Darüber hinaus ist das Asylverfahren nicht von Art 6 EMRK erfasst (vgl. VfSlg. 13.831/1994).

Eine Verletzung des verfassungsgesetzlich gewährleisteten Rechtes gemäß Art 5 EMRK durch eine Entscheidung des Asylgerichtshofes ist von vorne herein ausgeschlossen.

Demgemäß wurde beschlossen, von einer Behandlung der Beschwerden abzusehen.

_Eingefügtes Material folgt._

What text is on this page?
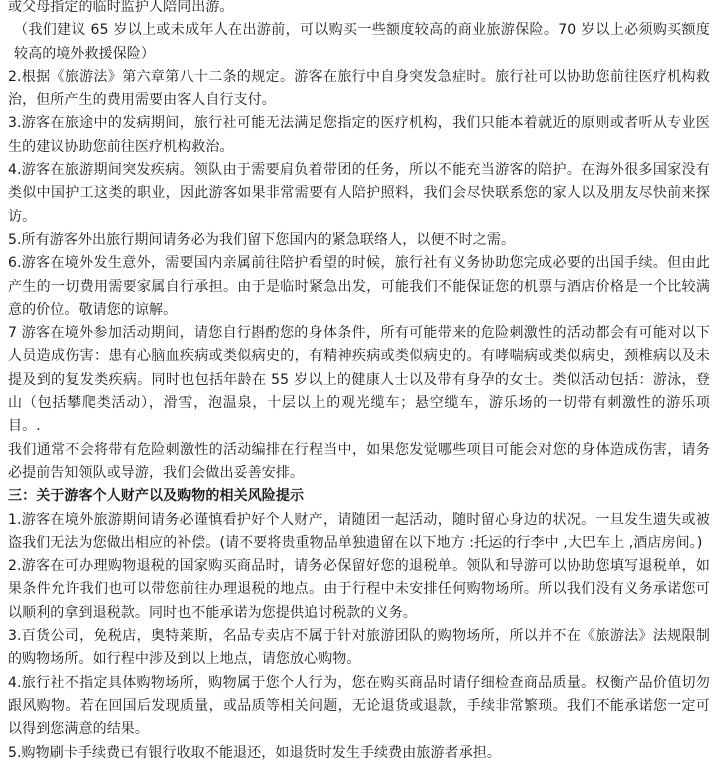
或父母指定的临时监护人陪同出游。

（我们建议 65 岁以上或未成年人在出游前，可以购买一些额度较高的商业旅游保险。70 岁以上必须购买额度较高的境外救援保险）

2.根据《旅游法》第六章第八十二条的规定。游客在旅行中自身突发急症时。旅行社可以协助您前往医疗机构救治，但所产生的费用需要由客人自行支付。

3.游客在旅途中的发病期间，旅行社可能无法满足您指定的医疗机构，我们只能本着就近的原则或者听从专业医生的建议协助您前往医疗机构救治。

4.游客在旅游期间突发疾病。领队由于需要肩负着带团的任务，所以不能充当游客的陪护。在海外很多国家没有类似中国护工这类的职业，因此游客如果非常需要有人陪护照料，我们会尽快联系您的家人以及朋友尽快前来探访。

5.所有游客外出旅行期间请务必为我们留下您国内的紧急联络人，以便不时之需。

6.游客在境外发生意外，需要国内亲属前往陪护看望的时候，旅行社有义务协助您完成必要的出国手续。但由此产生的一切费用需要家属自行承担。由于是临时紧急出发，可能我们不能保证您的机票与酒店价格是一个比较满意的价位。敬请您的谅解。

7 游客在境外参加活动期间，请您自行斟酌您的身体条件，所有可能带来的危险刺激性的活动都会有可能对以下人员造成伤害：患有心脑血疾病或类似病史的，有精神疾病或类似病史的。有哮喘病或类似病史，颈椎病以及未提及到的复发类疾病。同时也包括年龄在 55 岁以上的健康人士以及带有身孕的女士。类似活动包括：游泳，登山（包括攀爬类活动），滑雪，泡温泉，十层以上的观光缆车；悬空缆车，游乐场的一切带有刺激性的游乐项目。.

我们通常不会将带有危险刺激性的活动编排在行程当中，如果您发觉哪些项目可能会对您的身体造成伤害，请务必提前告知领队或导游，我们会做出妥善安排。

三：关于游客个人财产以及购物的相关风险提示

1.游客在境外旅游期间请务必谨慎看护好个人财产，请随团一起活动，随时留心身边的状况。一旦发生遗失或被盗我们无法为您做出相应的补偿。(请不要将贵重物品单独遗留在以下地方 :托运的行李中 ,大巴车上 ,酒店房间。)

2.游客在可办理购物退税的国家购买商品时，请务必保留好您的退税单。领队和导游可以协助您填写退税单，如果条件允许我们也可以带您前往办理退税的地点。由于行程中未安排任何购物场所。所以我们没有义务承诺您可以顺利的拿到退税款。同时也不能承诺为您提供追讨税款的义务。

3.百货公司，免税店，奥特莱斯，名品专卖店不属于针对旅游团队的购物场所，所以并不在《旅游法》法规限制的购物场所。如行程中涉及到以上地点，请您放心购物。

4.旅行社不指定具体购物场所，购物属于您个人行为，您在购买商品时请仔细检查商品质量。权衡产品价值切勿跟风购物。若在回国后发现质量，或品质等相关问题，无论退货或退款，手续非常繁琐。我们不能承诺您一定可以得到您满意的结果。

5.购物刷卡手续费已有银行收取不能退还，如退货时发生手续费由旅游者承担。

IV. Die Kostenentscheidung stützt sich auf § 88 VfGG. Da die Beschwerdeführer nur in einem Punkt (von den hier drei behandelten Punkten) durchgedrungen sind (und hinsichtlich der anderen beiden Punkte die Beschwerdebehandlung abgelehnt wurde), war nur ein Drittel der Kosten zuzusprechen (vgl. VfSlg. 16.573/2002); im zugesprochenen Betrag ist Umsatzsteuer in Höhe von € 133,33 enthalten.

Diese Entscheidung konnte gemäß § 19 Abs 3 Z 1 und Abs 4 erster Satz VfGG ohne mündliche Verhandlung in nichtöffentlicher Sitzung getroffen werden.